A significant portion of the known natural gas reserves is associated with fields found in remote, difficulty accessible regions. For many of these remote fields, pipelining to bring the gas to potential users is not economically feasible.
Indirectly converting methane to methanol by steam-reforming to produce synthesis gas as a first step, followed by catalytic synthesis of methanol is a well-known process. The Mobil Oil Process, developed in the last decade provides an effective means for catalytically converting methanol to gasoline, e.g. as described in U.S. Pat. No. 3,894,107 to Butter et al. Although the market for gasoline is huge compared with the market for methanol, and although this process is currently used in New Zealand, it is complex and its viability appears to be limited to situations in which the cost for supplying an alternate source of gasoline is exceptionally high. There evidently remains a need for other ways to convert natural gas to higher valued and/or more readily transportable products.

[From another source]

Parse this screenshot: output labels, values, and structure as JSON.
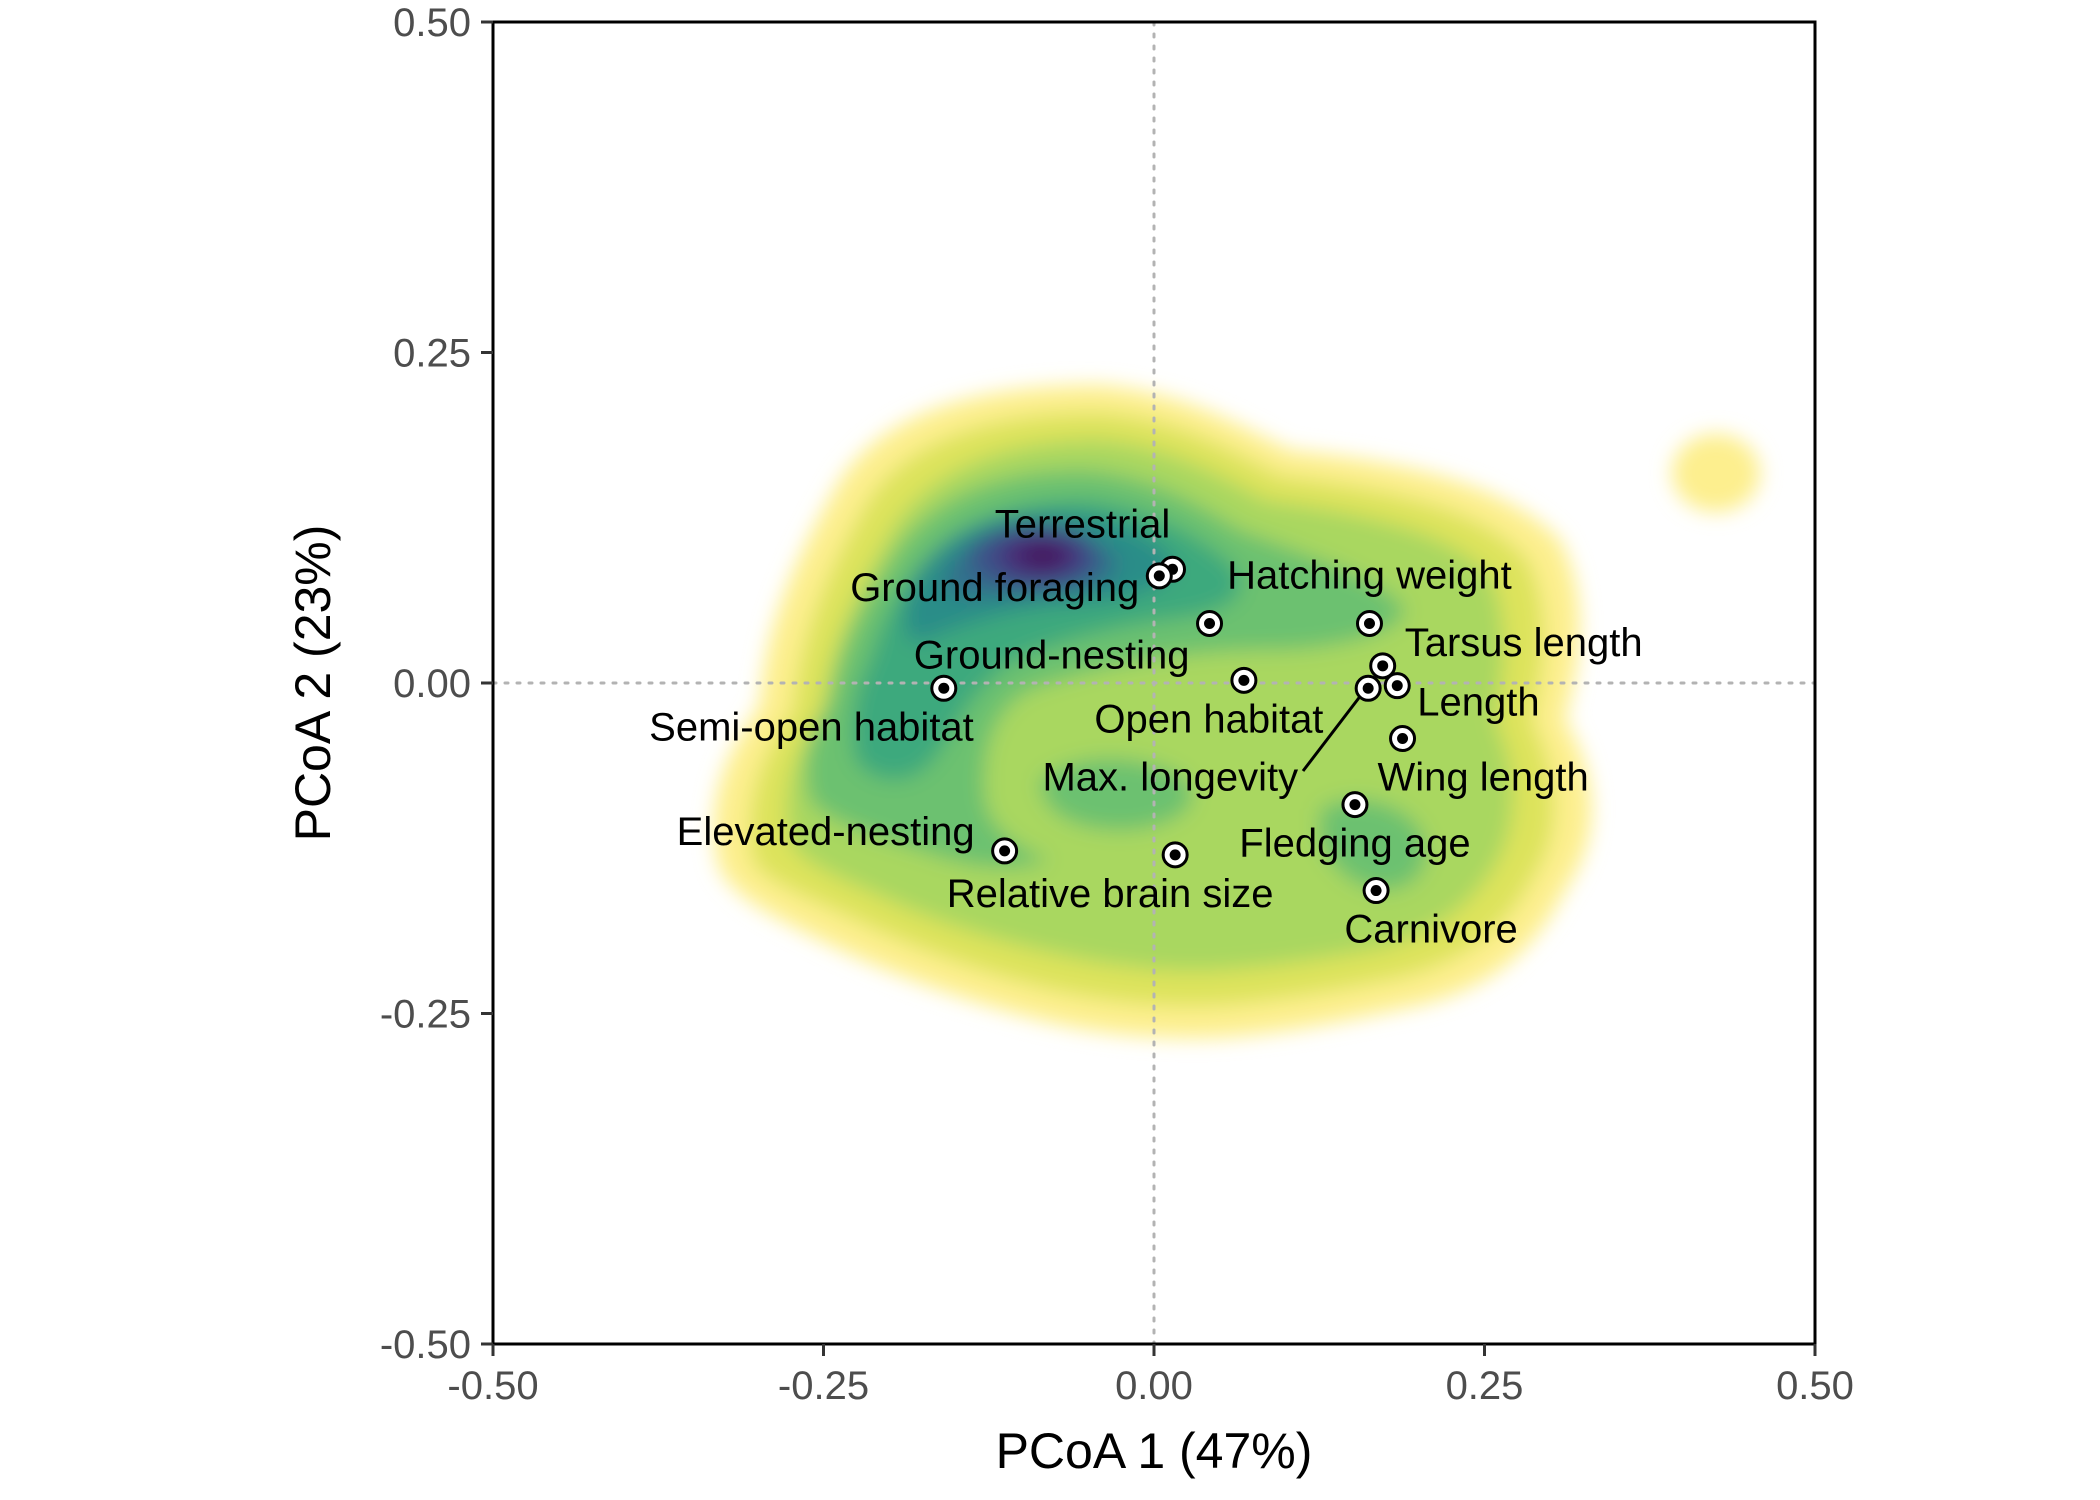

Oxidative coupling is a process for the direct conversion of methane to higher hydrocarbons. It is normally performed at 700.degree.-900.degree. C. and less than 10 atm. While successful lower temperature operation has been a sought after goal, it has been found that at temperatures below about 700.degree. C., the selectivity to C.sub.2 + products rapidly diminishes, and below about 650.degree. C. C.sub.2 + production is essentially nil.
A second type of direct upgrading process is partial oxidation of methane to useful oxygenate products (i.e. methanol or formaldehyde). This approach operates at much higher pressures (20-100 atm.), but at more moderate temperatures (350.degree.-450.degree. C.) than oxidative coupling.